Many piano students have issues with stretching. Smaller hands are less suited to playing the piano than larger ones, and they often need a little more help when learning certain repertoire. Playing hefty chords and intervals of an octave (8 notes) or more, in either hand, can create physical problems, causing the hand to ‘lock-up’ and subsequently become tense, curtailing fast movement.
This can also happen even when chords are negotiated relatively easily; fast double octave passagework, octaves with the melody in the top line (or bottom line), quick chordal passages, and chords which leap around the keyboard, are all potentially troublesome for the smaller hand. It’s occasionally possible to re-write passagework in order to play successfully, but a better plan is to train the hand and fingers so that they become accustomed, and indeed prepared, to play large intervals without any strain.
Here are a few ideas and suggestions to help prepare the fingers and hand; it is possible to re-train yourself mentally and physically, allowing the hand and whole upper body to feel free and unrestricted whilst stretching octaves and beyond.
Place your hand (or hands) on a table top (or your knee) in a totally natural position, stretching out as far as is comfortable, with no tension (see photo below). Observe how each hand feels as you stretch out whilst relaxing your arm(s) and upper body; it’s important to sense what is completely relaxed.
Next play an octave interval on the piano in each hand (one at a time), again feeling totally relaxed (this might only be an interval of a 6th or 7th if you have small hands or an octave feels tense). If you can’t yet reach an octave, a flat hand position (i.e. the whole hand out-stretched as on the table top in the photo above) might be necessary at first so that you can actually reach the interval.
Whilst playing the interval, observe the thumb and 5th finger; the two fingers you will normally be using to play any interval (although after a while you may be able to use the 3rd and 4th fingers alongside the thumb for octaves as well). How they negotiate any wide interval is vital.
Firstly, try to ensure that the 5th finger in each hand is active and working independently from the rest of the hand. Employ your finger-tip on the key using the fleshy area of the tip, and be fully functioning from the knuckle down to both finger joints; it is best if the 5th fingers are bent and in a ‘gripping’ position (see photo of my left hand below – my right hand was busy taking the photo!). Also notice the bridge position of my knuckles i.e. the knuckles are all visible; if this bridge ‘collapses’, then playing at speed outstretched (which is necessary for octaves and chords) becomes problematic. The thumb should also assume a ‘gripping’ position, as this helps with note accuracy. It will probably take a while for these finger positions to feel natural (it takes pupils generally six to nine months of constant hand/finger mindfulness).
Whilst playing the interval, allow your wrist and arm to go floppy and relaxed. I ask my students to move their wrists freely up and down, as they are keeping the position of the chord or octave (it’s best to start practising using an octave – inner notes can be added later).
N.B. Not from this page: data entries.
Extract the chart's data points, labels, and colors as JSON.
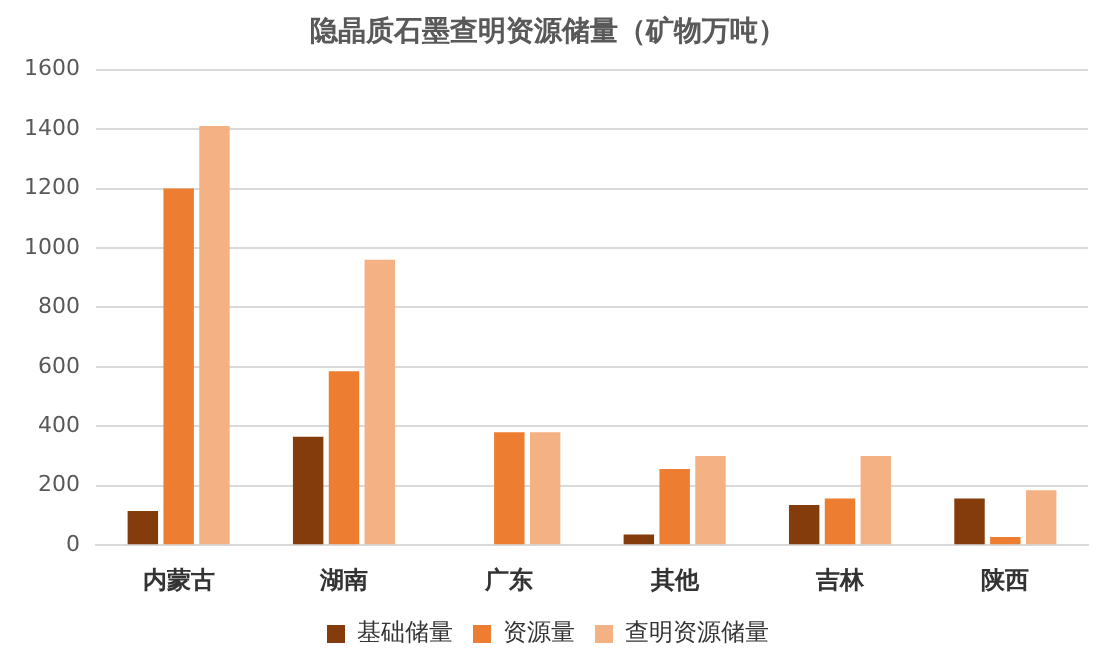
{
  "chart_data": {
    "type": "bar",
    "title": "隐晶质石墨查明资源储量（矿物万吨）",
    "categories": [
      "内蒙古",
      "湖南",
      "广东",
      "其他",
      "吉林",
      "陕西"
    ],
    "series": [
      {
        "name": "基础储量",
        "color": "#843c0c",
        "values": [
          115,
          365,
          0,
          36,
          135,
          157
        ]
      },
      {
        "name": "资源量",
        "color": "#ed7d31",
        "values": [
          1200,
          585,
          380,
          256,
          157,
          28
        ]
      },
      {
        "name": "查明资源储量",
        "color": "#f4b183",
        "values": [
          1410,
          960,
          380,
          300,
          300,
          185
        ]
      }
    ],
    "ylim": [
      0,
      1600
    ],
    "yticks": [
      0,
      200,
      400,
      600,
      800,
      1000,
      1200,
      1400,
      1600
    ],
    "grid": "y",
    "legend": "bottom"
  }
}
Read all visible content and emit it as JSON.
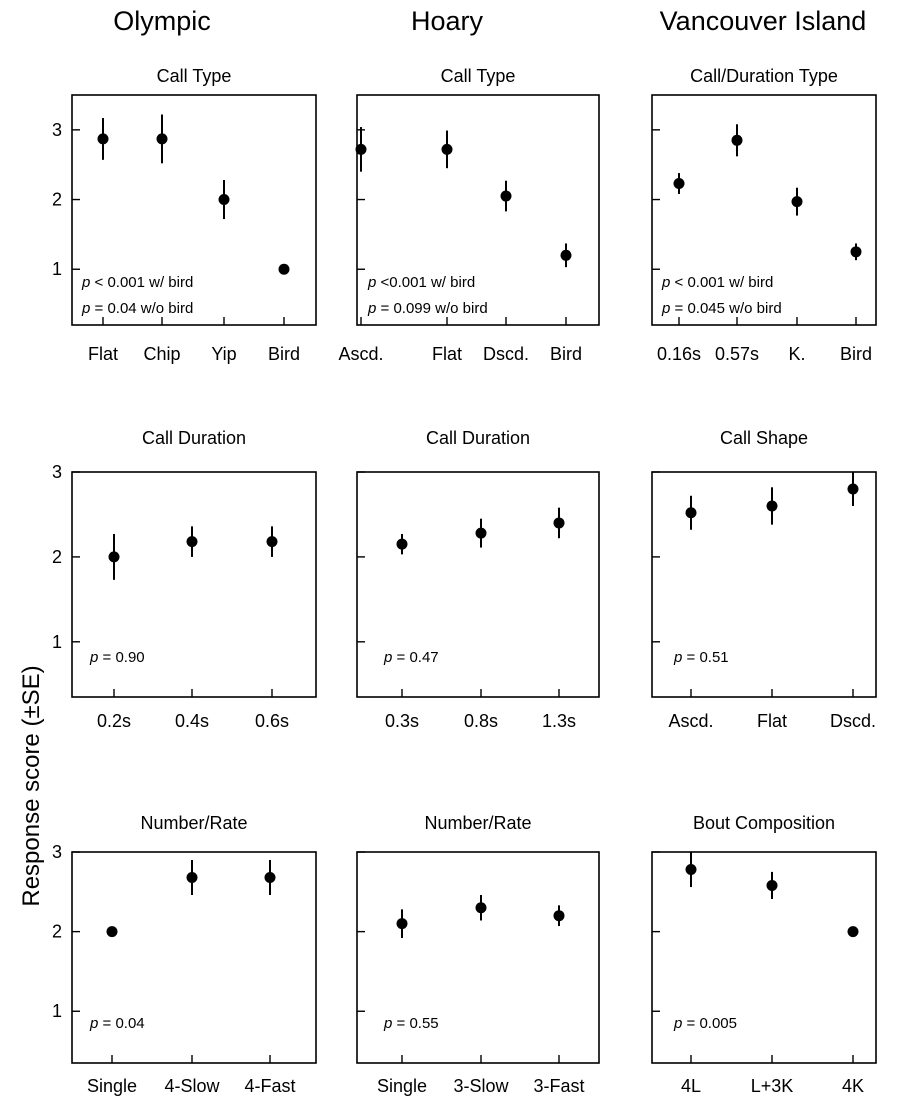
{
  "column_titles": [
    "Olympic",
    "Hoary",
    "Vancouver Island"
  ],
  "ylabel": "Response score (±SE)",
  "colors": {
    "marker": "#000000",
    "axes": "#000000",
    "background": "#ffffff"
  },
  "chart_data": [
    {
      "type": "scatter",
      "title": "Call Type",
      "categories": [
        "Flat",
        "Chip",
        "Yip",
        "Bird"
      ],
      "values": [
        2.87,
        2.87,
        2.0,
        1.0
      ],
      "se": [
        0.3,
        0.35,
        0.28,
        0.0
      ],
      "stats": [
        "< 0.001 w/ bird",
        "= 0.04 w/o bird"
      ],
      "yticks": [
        "1",
        "2",
        "3"
      ],
      "ylim": [
        0.2,
        3.5
      ]
    },
    {
      "type": "scatter",
      "title": "Call Type",
      "categories": [
        "Ascd.",
        "Flat",
        "Dscd.",
        "Bird"
      ],
      "values": [
        2.72,
        2.72,
        2.05,
        1.2
      ],
      "se": [
        0.32,
        0.27,
        0.22,
        0.17
      ],
      "stats": [
        "<0.001 w/ bird",
        "= 0.099 w/o bird"
      ],
      "yticks": [],
      "ylim": [
        0.2,
        3.5
      ]
    },
    {
      "type": "scatter",
      "title": "Call/Duration Type",
      "categories": [
        "0.16s",
        "0.57s",
        "K.",
        "Bird"
      ],
      "values": [
        2.23,
        2.85,
        1.97,
        1.25
      ],
      "se": [
        0.15,
        0.23,
        0.2,
        0.12
      ],
      "stats": [
        "< 0.001 w/ bird",
        "= 0.045 w/o bird"
      ],
      "yticks": [],
      "ylim": [
        0.2,
        3.5
      ]
    },
    {
      "type": "scatter",
      "title": "Call Duration",
      "categories": [
        "0.2s",
        "0.4s",
        "0.6s"
      ],
      "values": [
        2.0,
        2.18,
        2.18
      ],
      "se": [
        0.27,
        0.18,
        0.18
      ],
      "stats": [
        "= 0.90"
      ],
      "yticks": [
        "1",
        "2",
        "3"
      ],
      "ylim": [
        0.35,
        3.0
      ]
    },
    {
      "type": "scatter",
      "title": "Call Duration",
      "categories": [
        "0.3s",
        "0.8s",
        "1.3s"
      ],
      "values": [
        2.15,
        2.28,
        2.4
      ],
      "se": [
        0.12,
        0.17,
        0.18
      ],
      "stats": [
        "= 0.47"
      ],
      "yticks": [],
      "ylim": [
        0.35,
        3.0
      ]
    },
    {
      "type": "scatter",
      "title": "Call Shape",
      "categories": [
        "Ascd.",
        "Flat",
        "Dscd."
      ],
      "values": [
        2.52,
        2.6,
        2.8
      ],
      "se": [
        0.2,
        0.22,
        0.2
      ],
      "stats": [
        "= 0.51"
      ],
      "yticks": [],
      "ylim": [
        0.35,
        3.0
      ]
    },
    {
      "type": "scatter",
      "title": "Number/Rate",
      "categories": [
        "Single",
        "4-Slow",
        "4-Fast"
      ],
      "values": [
        2.0,
        2.68,
        2.68
      ],
      "se": [
        0.0,
        0.22,
        0.22
      ],
      "stats": [
        "= 0.04"
      ],
      "yticks": [
        "1",
        "2",
        "3"
      ],
      "ylim": [
        0.35,
        3.0
      ]
    },
    {
      "type": "scatter",
      "title": "Number/Rate",
      "categories": [
        "Single",
        "3-Slow",
        "3-Fast"
      ],
      "values": [
        2.1,
        2.3,
        2.2
      ],
      "se": [
        0.18,
        0.16,
        0.13
      ],
      "stats": [
        "= 0.55"
      ],
      "yticks": [],
      "ylim": [
        0.35,
        3.0
      ]
    },
    {
      "type": "scatter",
      "title": "Bout Composition",
      "categories": [
        "4L",
        "L+3K",
        "4K"
      ],
      "values": [
        2.78,
        2.58,
        2.0
      ],
      "se": [
        0.22,
        0.17,
        0.0
      ],
      "stats": [
        "= 0.005"
      ],
      "yticks": [],
      "ylim": [
        0.35,
        3.0
      ]
    }
  ]
}
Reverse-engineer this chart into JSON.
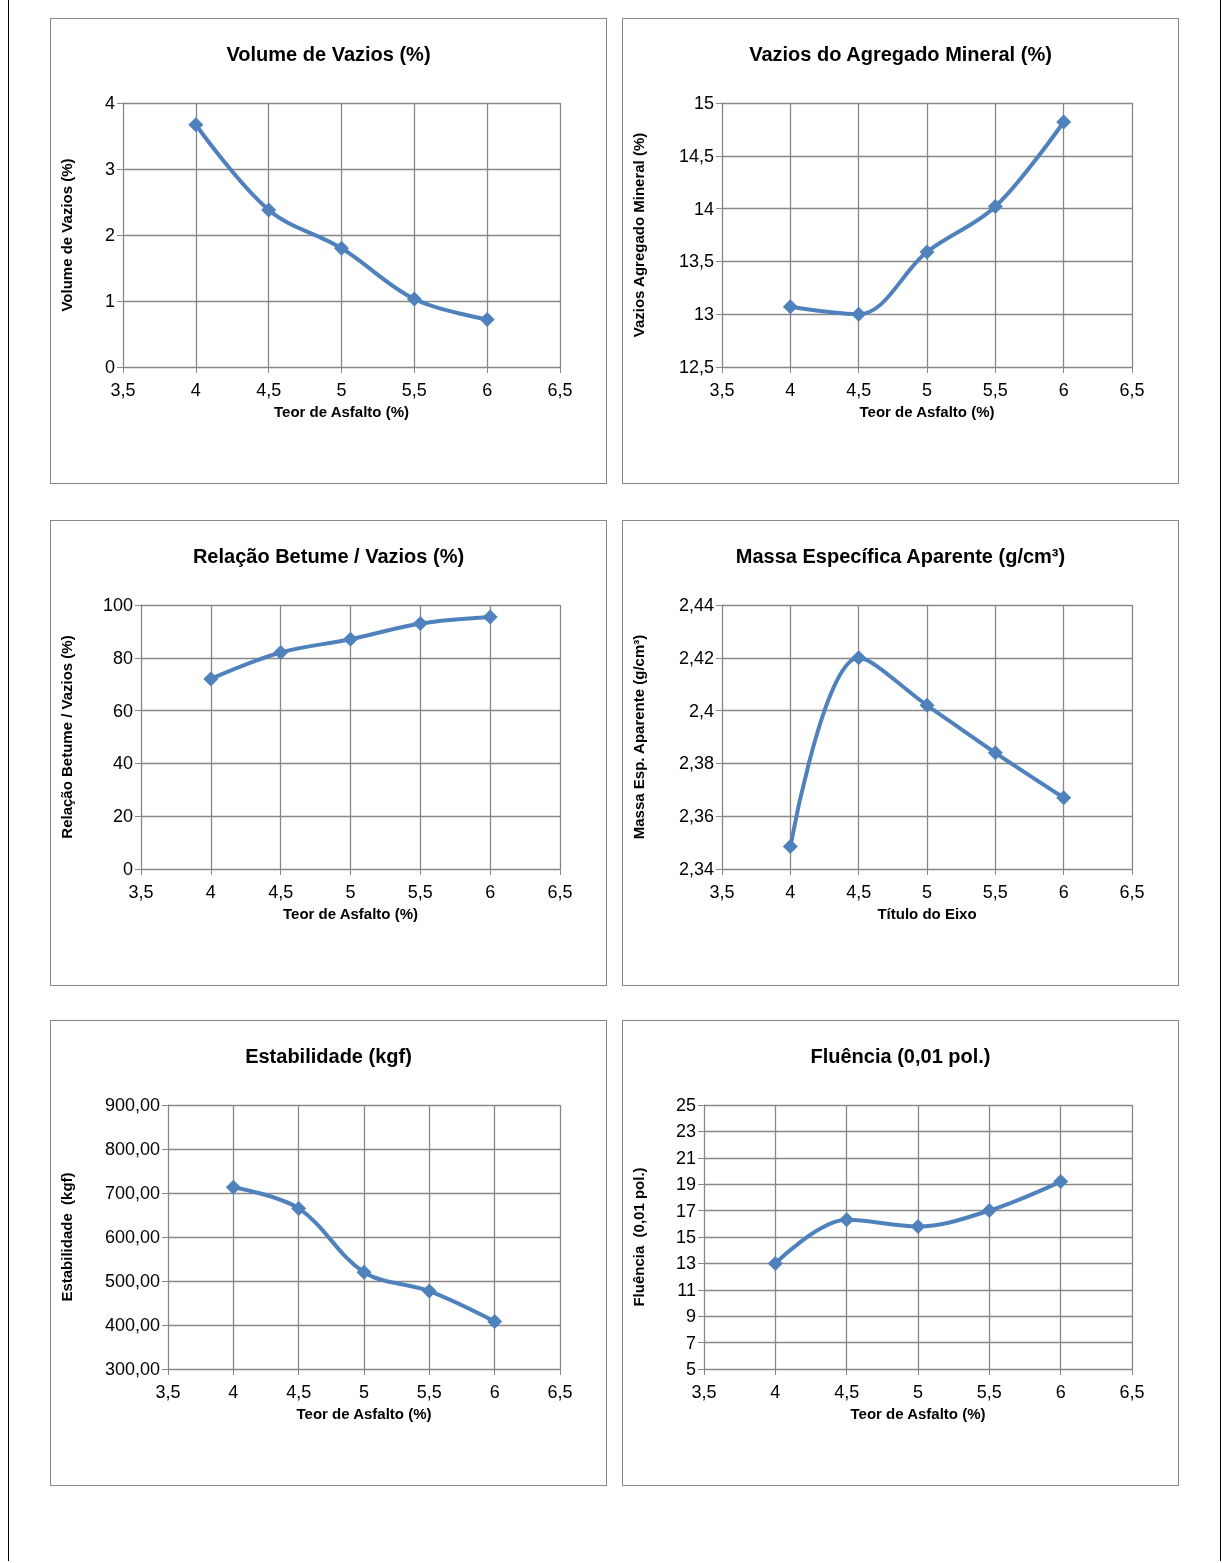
{
  "chart_data": [
    {
      "type": "line",
      "title": "Volume de Vazios (%)",
      "xlabel": "Teor de Asfalto (%)",
      "ylabel": "Volume de Vazios (%)",
      "x": [
        4,
        4.5,
        5,
        5.5,
        6
      ],
      "series": [
        {
          "color": "#4f81bd",
          "values": [
            3.67,
            2.38,
            1.8,
            1.03,
            0.72
          ]
        }
      ],
      "xlim": [
        3.5,
        6.5
      ],
      "xticks": [
        {
          "value": 3.5,
          "label": "3,5"
        },
        4,
        {
          "value": 4.5,
          "label": "4,5"
        },
        5,
        {
          "value": 5.5,
          "label": "5,5"
        },
        6,
        {
          "value": 6.5,
          "label": "6,5"
        }
      ],
      "ylim": [
        0,
        4
      ],
      "yticks": [
        0,
        1,
        2,
        3,
        4
      ],
      "grid": true,
      "marker": "diamond",
      "line_style": "solid"
    },
    {
      "type": "line",
      "title": "Vazios do Agregado Mineral (%)",
      "xlabel": "Teor de Asfalto (%)",
      "ylabel": "Vazios Agregado Mineral (%)",
      "x": [
        4,
        4.5,
        5,
        5.5,
        6
      ],
      "series": [
        {
          "color": "#4f81bd",
          "values": [
            13.07,
            13.0,
            13.59,
            14.02,
            14.82
          ]
        }
      ],
      "xlim": [
        3.5,
        6.5
      ],
      "xticks": [
        {
          "value": 3.5,
          "label": "3,5"
        },
        4,
        {
          "value": 4.5,
          "label": "4,5"
        },
        5,
        {
          "value": 5.5,
          "label": "5,5"
        },
        6,
        {
          "value": 6.5,
          "label": "6,5"
        }
      ],
      "ylim": [
        12.5,
        15
      ],
      "yticks": [
        {
          "value": 12.5,
          "label": "12,5"
        },
        13,
        {
          "value": 13.5,
          "label": "13,5"
        },
        14,
        {
          "value": 14.5,
          "label": "14,5"
        },
        15
      ],
      "grid": true,
      "marker": "diamond",
      "line_style": "solid"
    },
    {
      "type": "line",
      "title": "Relação Betume / Vazios (%)",
      "xlabel": "Teor de Asfalto (%)",
      "ylabel": "Relação Betume / Vazios (%)",
      "x": [
        4,
        4.5,
        5,
        5.5,
        6
      ],
      "series": [
        {
          "color": "#4f81bd",
          "values": [
            72,
            82,
            87,
            93,
            95.5
          ]
        }
      ],
      "xlim": [
        3.5,
        6.5
      ],
      "xticks": [
        {
          "value": 3.5,
          "label": "3,5"
        },
        4,
        {
          "value": 4.5,
          "label": "4,5"
        },
        5,
        {
          "value": 5.5,
          "label": "5,5"
        },
        6,
        {
          "value": 6.5,
          "label": "6,5"
        }
      ],
      "ylim": [
        0,
        100
      ],
      "yticks": [
        0,
        20,
        40,
        60,
        80,
        100
      ],
      "grid": true,
      "marker": "diamond",
      "line_style": "solid"
    },
    {
      "type": "line",
      "title": "Massa Específica Aparente (g/cm³)",
      "xlabel": "Título do Eixo",
      "ylabel": "Massa Esp. Aparente (g/cm³)",
      "x": [
        4,
        4.5,
        5,
        5.5,
        6
      ],
      "series": [
        {
          "color": "#4f81bd",
          "values": [
            2.3485,
            2.42,
            2.402,
            2.384,
            2.367
          ]
        }
      ],
      "xlim": [
        3.5,
        6.5
      ],
      "xticks": [
        {
          "value": 3.5,
          "label": "3,5"
        },
        4,
        {
          "value": 4.5,
          "label": "4,5"
        },
        5,
        {
          "value": 5.5,
          "label": "5,5"
        },
        6,
        {
          "value": 6.5,
          "label": "6,5"
        }
      ],
      "ylim": [
        2.34,
        2.44
      ],
      "yticks": [
        {
          "value": 2.34,
          "label": "2,34"
        },
        {
          "value": 2.36,
          "label": "2,36"
        },
        {
          "value": 2.38,
          "label": "2,38"
        },
        {
          "value": 2.4,
          "label": "2,4"
        },
        {
          "value": 2.42,
          "label": "2,42"
        },
        {
          "value": 2.44,
          "label": "2,44"
        }
      ],
      "grid": true,
      "marker": "diamond",
      "line_style": "solid"
    },
    {
      "type": "line",
      "title": "Estabilidade (kgf)",
      "xlabel": "Teor de Asfalto (%)",
      "ylabel": "Estabilidade  (kgf)",
      "x": [
        4,
        4.5,
        5,
        5.5,
        6
      ],
      "series": [
        {
          "color": "#4f81bd",
          "values": [
            713,
            665,
            520,
            477,
            408
          ]
        }
      ],
      "xlim": [
        3.5,
        6.5
      ],
      "xticks": [
        {
          "value": 3.5,
          "label": "3,5"
        },
        4,
        {
          "value": 4.5,
          "label": "4,5"
        },
        5,
        {
          "value": 5.5,
          "label": "5,5"
        },
        6,
        {
          "value": 6.5,
          "label": "6,5"
        }
      ],
      "ylim": [
        300,
        900
      ],
      "yticks": [
        {
          "value": 300,
          "label": "300,00"
        },
        {
          "value": 400,
          "label": "400,00"
        },
        {
          "value": 500,
          "label": "500,00"
        },
        {
          "value": 600,
          "label": "600,00"
        },
        {
          "value": 700,
          "label": "700,00"
        },
        {
          "value": 800,
          "label": "800,00"
        },
        {
          "value": 900,
          "label": "900,00"
        }
      ],
      "grid": true,
      "marker": "diamond",
      "line_style": "solid"
    },
    {
      "type": "line",
      "title": "Fluência (0,01 pol.)",
      "xlabel": "Teor de Asfalto (%)",
      "ylabel": "Fluência  (0,01 pol.)",
      "x": [
        4,
        4.5,
        5,
        5.5,
        6
      ],
      "series": [
        {
          "color": "#4f81bd",
          "values": [
            13,
            16.3,
            15.8,
            17,
            19.2
          ]
        }
      ],
      "xlim": [
        3.5,
        6.5
      ],
      "xticks": [
        {
          "value": 3.5,
          "label": "3,5"
        },
        4,
        {
          "value": 4.5,
          "label": "4,5"
        },
        5,
        {
          "value": 5.5,
          "label": "5,5"
        },
        6,
        {
          "value": 6.5,
          "label": "6,5"
        }
      ],
      "ylim": [
        5,
        25
      ],
      "yticks": [
        5,
        7,
        9,
        11,
        13,
        15,
        17,
        19,
        21,
        23,
        25
      ],
      "grid": true,
      "marker": "diamond",
      "line_style": "solid"
    }
  ]
}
Playing the piano is all about tension (to play the notes) and release (letting go immediately afterwards) and so chords and octaves also require this approach.
The idea of encouraging the hand/wrist/arm to go floppy and limp whilst keeping the interval shape with the fingers needs to be practised frequently, so it becomes a habit, and eventually it will feel natural when playing larger intervals.
It’s a good idea to get into the habit of ‘letting go’ of the octave as soon as it has been played. However, this doesn’t mean you need to physically let go of the notes or piano keys. It’s possible to hold notes, chords and intervals without assuming a tense position, hence moving the rest of your hand should feel easy and flexible as you hold onto the notes. This is really like an exercise in assuming the interval shape. Try moving your whole arm/hand in a circular/rotational motion whilst still holding down a chord. If this feels relaxed and ‘free’ then you know you are on the right track! Always release the hand position completely after you have played a one or two intervals or chords – otherwise you might feel strain or discomfort.
Sink into the key bed as you play the octave interval ensuring your wrists remain free and not in a high position (high wrists usually indicates tension), It’s quite good practice to allow the wrists to drop as low as possible as well as moving freely in a rotational motion as already suggested. Avoid a ‘fixed’ wrist position, but rather encourage it to move as and when necessary helping you reach each and every chord or octave. The wrist should act as a hinge allowing arm-weight to produce the sound.
Once you feel comfortable playing an octave, practice this stretch every day for around 5 minutes. Muscles will get used to the feeling of the stretch so that it feels like a ‘normal’ hand position. Then eventually add inner notes to create chords. Your hand will adjust to this new position and you might notice a change in the structure of your hand too.
This exercise should never be uncomfortable or cause pain in any way. If you feel pain whilst playing the piano then something is wrong, so stop and get help! If you want to develop a good piano technique finding an appropriate teacher is paramount.
After working systematically on this technical issue, you might find playing intervals of a ninth and even a tenth possible, as your hand gets used to stretching further and further without feeling strained or tense. It’s all about relaxing the hand so it feels more accommodating and pliable, whilst keeping a firm finger grip on the octave/chordal shape. Happy practising!